More well-known American performers and versions exist. Title variants include Ain’t No Tellin’, Cocaine Done Killed My Baby, Champagne Don’t Hurt Me Baby, It’s Nobody’s Business But My Own, It Ain’t Nobody’s Business, and It Ain’t Nobody’s Business What I Do. One version that gets repeatedly mentioned in sources is from Jimmy Witherspoon, so I feel obligated to mention this wonderful performance in brief: in 1947 Witherspoon revived the song so successfully it stayed on the Billboard race records charts for 34 weeks and was inducted into the Blues Foundation Hall of Fame in 2011.


However, there is one more IMPORTANT angle of this song’s origin that needs to be covered: Jamaican origin. [1] [2] [3] Listen to this.
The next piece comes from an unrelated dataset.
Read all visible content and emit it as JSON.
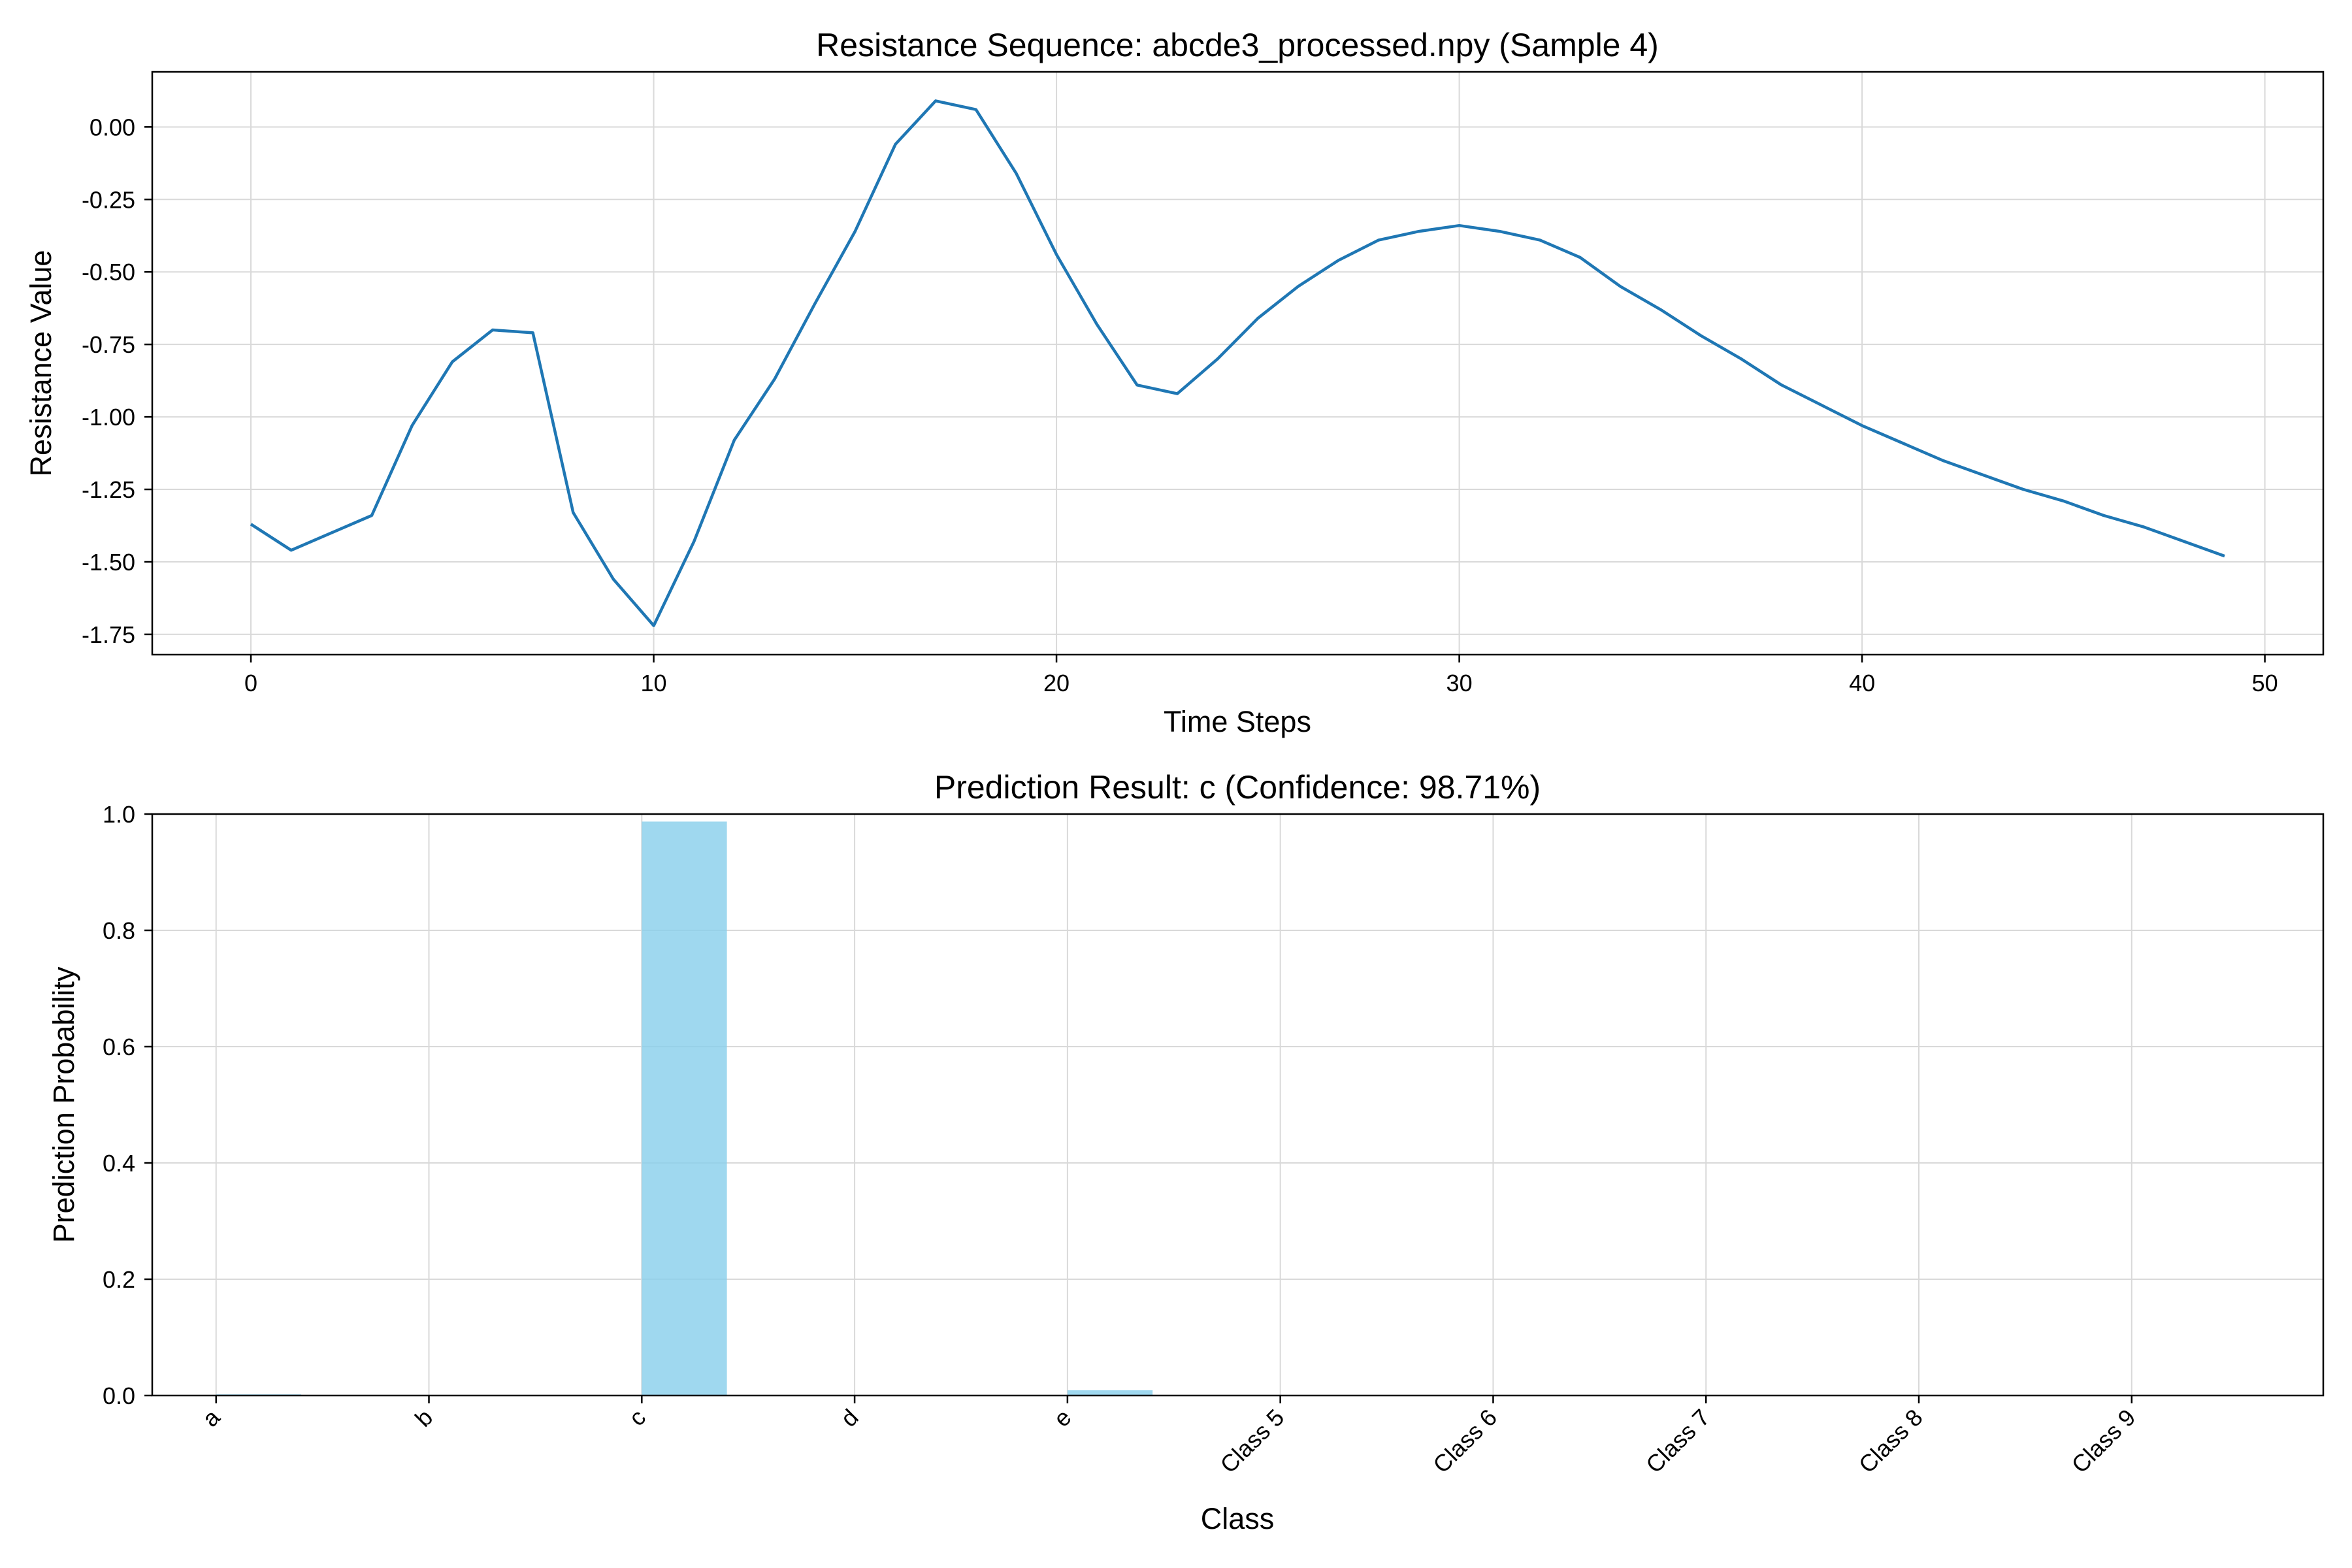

I wish I could find more concrete information regarding the Jamaican background of this song or speak to Jamaicans who know this information personally. Alas, I have various internet sites available to me right now and limited free time, not an entire physical library or an airplane. I did, however, find scanned images from Tom Murray’s collection Folk Songs of Jamaica that includes Nobody’s Business. It’s mentioned by various authentic societies, organizations, and performers, too, like the Jamaican Folk Singers:

Stories of the man-woman dynamic, love and gossip dominated the second movement. Yuh Tell a Lie, Woman a Heavy load, Fanny, 500 Feet a Board and Nobody’s Business were among the selections that were used to convey the themes in this segment to great effect. The addition of drama and choreography just added to the choreography.

It’s not hard to find versions of Nobody’s Business by Jamaican musicians, especially folk-oriented Jamaican musicians, but it's represented in many genres. [1] [2] [3]
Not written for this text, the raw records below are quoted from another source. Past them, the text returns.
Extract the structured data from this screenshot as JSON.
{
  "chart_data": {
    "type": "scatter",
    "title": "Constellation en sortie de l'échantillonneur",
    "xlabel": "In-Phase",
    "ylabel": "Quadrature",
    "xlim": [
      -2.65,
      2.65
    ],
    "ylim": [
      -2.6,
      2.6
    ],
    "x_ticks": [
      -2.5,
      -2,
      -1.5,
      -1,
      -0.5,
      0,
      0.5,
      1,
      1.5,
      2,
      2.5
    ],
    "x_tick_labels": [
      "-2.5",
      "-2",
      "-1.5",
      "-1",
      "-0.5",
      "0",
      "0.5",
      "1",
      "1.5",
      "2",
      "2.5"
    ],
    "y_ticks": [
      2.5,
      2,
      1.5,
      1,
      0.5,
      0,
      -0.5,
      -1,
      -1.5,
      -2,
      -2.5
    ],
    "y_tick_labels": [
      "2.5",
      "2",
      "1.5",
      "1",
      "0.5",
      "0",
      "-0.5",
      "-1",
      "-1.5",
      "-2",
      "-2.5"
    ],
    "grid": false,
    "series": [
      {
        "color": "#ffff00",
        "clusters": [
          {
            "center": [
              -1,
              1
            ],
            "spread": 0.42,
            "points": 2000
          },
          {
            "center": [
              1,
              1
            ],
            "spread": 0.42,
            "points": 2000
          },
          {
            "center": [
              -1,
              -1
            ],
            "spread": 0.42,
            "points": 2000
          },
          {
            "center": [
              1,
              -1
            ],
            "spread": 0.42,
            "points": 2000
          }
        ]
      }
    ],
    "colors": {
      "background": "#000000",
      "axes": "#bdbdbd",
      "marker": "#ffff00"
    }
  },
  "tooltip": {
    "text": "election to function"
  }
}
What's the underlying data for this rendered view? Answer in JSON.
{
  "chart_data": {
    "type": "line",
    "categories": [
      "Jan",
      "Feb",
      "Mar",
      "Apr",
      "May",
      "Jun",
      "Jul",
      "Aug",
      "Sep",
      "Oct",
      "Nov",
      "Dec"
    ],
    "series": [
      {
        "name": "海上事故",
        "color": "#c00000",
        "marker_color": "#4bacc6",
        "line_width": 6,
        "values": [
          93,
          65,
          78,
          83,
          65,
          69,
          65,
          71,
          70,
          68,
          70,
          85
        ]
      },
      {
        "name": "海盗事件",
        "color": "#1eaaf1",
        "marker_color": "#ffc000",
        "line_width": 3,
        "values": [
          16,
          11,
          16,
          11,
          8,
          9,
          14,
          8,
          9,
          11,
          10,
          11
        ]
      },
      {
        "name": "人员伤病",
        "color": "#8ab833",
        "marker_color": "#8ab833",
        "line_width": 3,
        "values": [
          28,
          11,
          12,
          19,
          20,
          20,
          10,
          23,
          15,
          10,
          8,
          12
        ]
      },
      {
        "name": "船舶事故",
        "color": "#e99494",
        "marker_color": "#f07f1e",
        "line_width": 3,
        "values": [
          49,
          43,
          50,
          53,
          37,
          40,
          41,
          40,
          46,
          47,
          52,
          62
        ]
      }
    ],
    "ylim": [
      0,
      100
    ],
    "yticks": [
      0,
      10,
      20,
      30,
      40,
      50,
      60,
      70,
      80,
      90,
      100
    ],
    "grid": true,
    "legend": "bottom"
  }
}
As makes sense given the physical distance between the USA and Jamaica, I’m observing Jamaican versions can have noticeably different lyrics than any of the USA versions I’ve peeped into. However, the chorus has obvious relation to the USA chorus. It looks like the classical female blues arrangements in Harlem are the ones that diverged more from source material than the early hillbilly genre performers. I imagine that Jamaica is where the song began at all. Please please please note that I’m postulating with incomplete information, and that this entire post is written by an amateur, but a Black background for this song, transported to the United States through the slave trade, to be performed by Southerners of various races, rural Blacks, and African-Americans like Porter Grainger who used the folk origin for urban performance would make sense. Albeit from a questionable site, what I believe are notes from singer Dr. Marie McMarrow, discussing Jamaican folk music, might confirm this:

Nobody’s Business – Whatever you do in life is your own business.

Slave communities were built on philosophical council. The song “Nobody’s Business but Me Own” gives reassurance that people really ought to mind their own business.
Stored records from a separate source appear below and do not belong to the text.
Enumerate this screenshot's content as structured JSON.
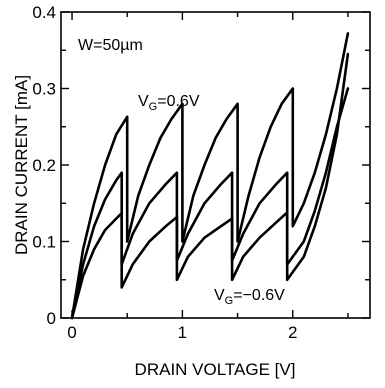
{
  "chart_data": {
    "type": "line",
    "xlabel": "DRAIN VOLTAGE  [V]",
    "ylabel": "DRAIN CURRENT  [mA]",
    "xlim": [
      -0.1,
      2.7
    ],
    "ylim": [
      0,
      0.4
    ],
    "xticks": [
      0,
      1,
      2
    ],
    "xtick_labels": [
      "0",
      "1",
      "2"
    ],
    "xticks_minor": [
      0.5,
      1.5,
      2.5
    ],
    "yticks": [
      0,
      0.1,
      0.2,
      0.3,
      0.4
    ],
    "ytick_labels": [
      "0",
      "0.1",
      "0.2",
      "0.3",
      "0.4"
    ],
    "grid": false,
    "annotations": {
      "width_label": "W=50µm",
      "top_curve_label": {
        "main": "V",
        "sub": "G",
        "rest": "=0.6V"
      },
      "bottom_curve_label": {
        "main": "V",
        "sub": "G",
        "rest": "=−0.6V"
      }
    },
    "series": [
      {
        "points": [
          [
            0,
            0
          ],
          [
            0.1,
            0.09
          ],
          [
            0.2,
            0.15
          ],
          [
            0.3,
            0.2
          ],
          [
            0.4,
            0.24
          ],
          [
            0.5,
            0.263
          ],
          [
            0.5,
            0.1
          ],
          [
            0.6,
            0.16
          ],
          [
            0.7,
            0.2
          ],
          [
            0.8,
            0.235
          ],
          [
            0.9,
            0.26
          ],
          [
            1.0,
            0.28
          ],
          [
            1.0,
            0.1
          ],
          [
            1.1,
            0.16
          ],
          [
            1.2,
            0.2
          ],
          [
            1.3,
            0.235
          ],
          [
            1.4,
            0.26
          ],
          [
            1.5,
            0.28
          ],
          [
            1.5,
            0.1
          ],
          [
            1.6,
            0.16
          ],
          [
            1.7,
            0.21
          ],
          [
            1.8,
            0.25
          ],
          [
            1.9,
            0.28
          ],
          [
            2.0,
            0.3
          ],
          [
            2.0,
            0.12
          ],
          [
            2.1,
            0.15
          ],
          [
            2.2,
            0.19
          ],
          [
            2.3,
            0.24
          ],
          [
            2.4,
            0.3
          ],
          [
            2.5,
            0.372
          ]
        ]
      },
      {
        "points": [
          [
            0,
            0
          ],
          [
            0.1,
            0.07
          ],
          [
            0.2,
            0.12
          ],
          [
            0.3,
            0.155
          ],
          [
            0.4,
            0.18
          ],
          [
            0.45,
            0.19
          ],
          [
            0.45,
            0.07
          ],
          [
            0.55,
            0.11
          ],
          [
            0.7,
            0.15
          ],
          [
            0.85,
            0.175
          ],
          [
            0.95,
            0.19
          ],
          [
            0.95,
            0.075
          ],
          [
            1.05,
            0.11
          ],
          [
            1.2,
            0.15
          ],
          [
            1.35,
            0.175
          ],
          [
            1.45,
            0.19
          ],
          [
            1.45,
            0.075
          ],
          [
            1.55,
            0.11
          ],
          [
            1.7,
            0.15
          ],
          [
            1.85,
            0.175
          ],
          [
            1.95,
            0.19
          ],
          [
            1.95,
            0.07
          ],
          [
            2.1,
            0.1
          ],
          [
            2.2,
            0.14
          ],
          [
            2.3,
            0.19
          ],
          [
            2.4,
            0.25
          ],
          [
            2.5,
            0.3
          ]
        ]
      },
      {
        "points": [
          [
            0,
            0
          ],
          [
            0.1,
            0.055
          ],
          [
            0.2,
            0.09
          ],
          [
            0.3,
            0.115
          ],
          [
            0.4,
            0.13
          ],
          [
            0.45,
            0.137
          ],
          [
            0.45,
            0.04
          ],
          [
            0.55,
            0.07
          ],
          [
            0.7,
            0.1
          ],
          [
            0.85,
            0.12
          ],
          [
            0.95,
            0.132
          ],
          [
            0.95,
            0.05
          ],
          [
            1.05,
            0.08
          ],
          [
            1.2,
            0.105
          ],
          [
            1.35,
            0.12
          ],
          [
            1.45,
            0.13
          ],
          [
            1.45,
            0.05
          ],
          [
            1.55,
            0.08
          ],
          [
            1.7,
            0.105
          ],
          [
            1.85,
            0.125
          ],
          [
            1.95,
            0.138
          ],
          [
            1.95,
            0.05
          ],
          [
            2.1,
            0.08
          ],
          [
            2.2,
            0.12
          ],
          [
            2.3,
            0.17
          ],
          [
            2.4,
            0.24
          ],
          [
            2.5,
            0.345
          ]
        ]
      }
    ]
  }
}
What’s also enjoyable is that this song has entered the classical world through composer Peter Ashbourne, a leading classical Jamaican musician born in 1950 and living today. Nobody’s Business (But My Own) is part of Ashbourne’s Collection of 5 Songs for Soprano & Piano; it has been performed as part of Tulsa’s Greenwood Overcomes program which showcased Black composers, and where the site clearly states, “Based on a Traditional Jamaican Folk Song.” As Ashbourne expands:

Ashbourne shared that his compositions were encouraged by the nagging of his very good friend, soprano Dawn-Marie Virtue-James. “[She] asked me to ‘arrange a few folk songs for her in 1983; I immediately said yes, certainly, put this request on my bucket list, and forgot about it. It took another two years of her nagging, but I finally scored Banyan Tree, Water Come A Mi Eye, and Nobody’s Business for a recital she was having in 1986.” Over the next year, he also scored Fi Mi Love and Long Time Gal at her behest. “I am now glad that Dawn-Marie insisted I work on those folk songs,” he said.


Thus, today, Nobody’s Business is simultaneously a well-remembered Jamaican folk song, a Harlem blues standard framed in Black queer culture, a modern classical operatic work, and a country music song that’s been recorded since early 1920s and 30s hillbilly music and the later bluegrass scene.